Empresários moçambicanos pedem liderança direta de chefe de Estado nas negociações de paz

A CTA – Confederação das Associações Económicas, principal entidade empresarial de Moçambique, pediu a liderança direta de Nyusi nas negociações de paz, defendendo que os moçambicanos podem resolver os seus problemas sem intervenção externa.

Empresários moçambicanos pedem liderança direta de chefe de Estado nas negociações de paz

Maputo, 30 dez (Lusa) – A CTA – Confederação das Associações Económicas, principal entidade empresarial de Moçambique, pediu hoje a liderança direta do Presidente, Filipe Nyusi, nas negociações de paz, defendendo que os moçambicanos podem resolver os seus problemas sem intervenção externa.


A CTA sustenta, num comunicado enviado hoje à Lusa, que, após a trégua temporária declarada na terça-feira pelo líder da Resistência Nacional Moçambicana (Renamo), Afonso Dhlakama, no seguimento de uma conversa telefónica com Nyusi, o chefe de Estado “deveria assumir a liderança direta do diálogo por se ter demonstrado ser um caminho eficaz”.


Segundo a confederação empresarial, a trégua de uma semana acordada pelos dois líderes “é um sinal inequívoco de que a paz é possível em Moçambique” e que os moçambicanos são capazes de resolver os seus problemas “sem intervenção externa”, numa alusão à participação da mediação internacional nos trabalhos da comissão mista do Governo e da Renamo e que ainda não produziu resultados.


“Obviamente que a operacionalização de cada entendimento que for alcançado nesse diálogo poderá estar a cargo da comissão mista, integrada apenas por atores moçambicanos”, prossegue o comunicado.


A CTA incentiva o Presidente moçambicano a prosseguir os seus esforços e espera que “o líder da Renamo perceba, tal como percebeu desta vez, que os moçambicanos precisam desse bem precioso inalienável: a paz!”.


A paz, observa ainda a CTA, “contribui para um melhor ambiente de negócios” e cria “condições para que as empresas produzam, aumentem os postos de emprego e contribuam para a redução da pobreza em Moçambique”.


Na terça-feira, o líder da Renamo anunciou uma trégua de uma semana como “gesto de boa vontade”, após uma conversa telefónica mantida no dia anterior com o Presidente moçambicano.
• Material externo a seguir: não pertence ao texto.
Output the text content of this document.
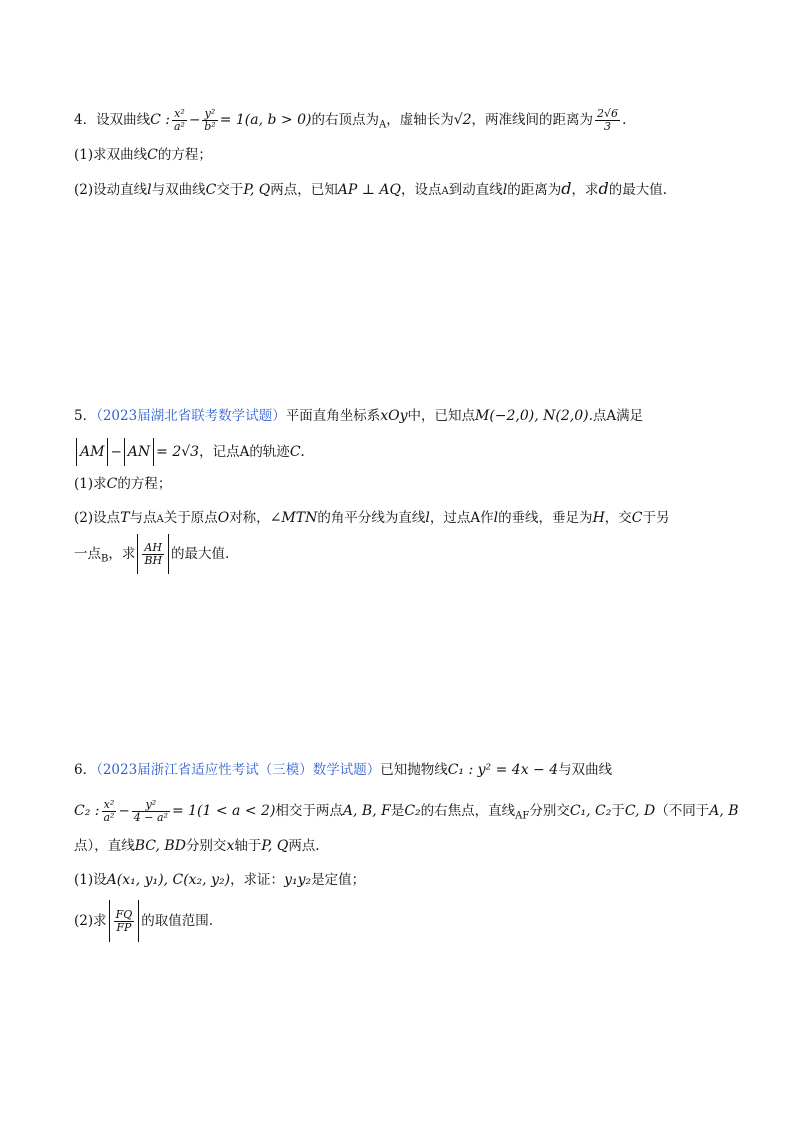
4．设双曲线C : $\frac{\text{x²}}{\text{a²}} - \frac{\text{y²}}{\text{b²}} = 1(a$, b > 0)的右顶点为$_A$，虚轴长为√2，两准线间的距离为 $\frac{2√6}{3}$ .
(1)求双曲线C的方程；
(2)设动直线l与双曲线C交于P, Q两点，已知AP ⊥ AQ，设点A到动直线l的距离为d，求d的最大值.
5．（2023届湖北省联考数学试题）平面直角坐标系xOy中，已知点M(−2,0), N(2,0).点A满足
AM − AN = 2√3，记点A的轨迹C.
(1)求C的方程；
(2)设点T与点A关于原点O对称，∠MTN的角平分线为直线l，过点A作l的垂线，垂足为H，交C于另
一点$_B$，求 $\frac{AH}{BH}$ 的最大值.
6．（2023届浙江省适应性考试（三模）数学试题）已知抛物线C₁ : y² = 4x − 4与双曲线
C₂ : $\frac{\text{x²}}{\text{a²}} - \frac{\text{y²}}{\text{4 − a²}} = 1(1 < a < 2)$相交于两点A, B, F是C₂的右焦点，直线$_{AF}$分别交C₁, C₂于C, D（不同于A, B
点），直线BC, BD分别交x轴于P, Q两点.
(1)设A(x₁, y₁), C(x₂, y₂)，求证：y₁y₂是定值；
(2)求 $\frac{FQ}{FP}$ 的取值范围.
Por sua vez, Filipe Nyusi defendeu, na quarta-feira, que a trégua deve servir para encorajar o diálogo visando uma paz duradoura.


Ao segundo dia, a cessação de hostilidades foi, porém, manchada pelo assassínio a tiro de um dirigente da Renamo em Nampula, que o maior partido da oposição considerou ter sido politicamente motivado.
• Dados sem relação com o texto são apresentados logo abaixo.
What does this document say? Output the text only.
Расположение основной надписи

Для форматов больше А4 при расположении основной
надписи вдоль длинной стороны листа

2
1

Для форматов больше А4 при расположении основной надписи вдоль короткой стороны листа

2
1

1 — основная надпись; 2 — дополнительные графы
Moçambique atravessa uma crise política e militar, marcada por confrontos, no centro e norte do país, entre o braço armado do principal partido de oposição e as Forças de Defesa e Segurança, além de denúncias mútuas de raptos e assassínios de dirigentes políticos das duas partes.


A Renamo acusa a Frente de Libertação de Moçambique (Frelimo, no poder) de ter viciado as eleições de 2014 e exige governar em seis províncias onde reivindica vitória no escrutínio.


Os trabalhos da comissão mista das delegações do Governo e da Renamo pararam em meados de dezembro sem acordo sobre o pacote de descentralização, um dos temas essenciais das negociações de paz, e os mediadores abandonaram Maputo, referindo que só regressarão se forem convocados pelas partes.


O Presidente moçambicano propôs à Renamo a criação de um grupo de trabalho especializado, “sem distinção política” nem a presença do atual grupo de mediadores para discutir o pacote de descentralização, mas Dhlakama já disse que não vai ceder na presença da mediação internacional.


Além do pacote de descentralização e da cessação dos confrontos, a agenda do processo negocial integra a despartidarização das Forças de Defesa e Segurança, e o desarmamento do braço armado da oposição e sua reintegração na vida civil.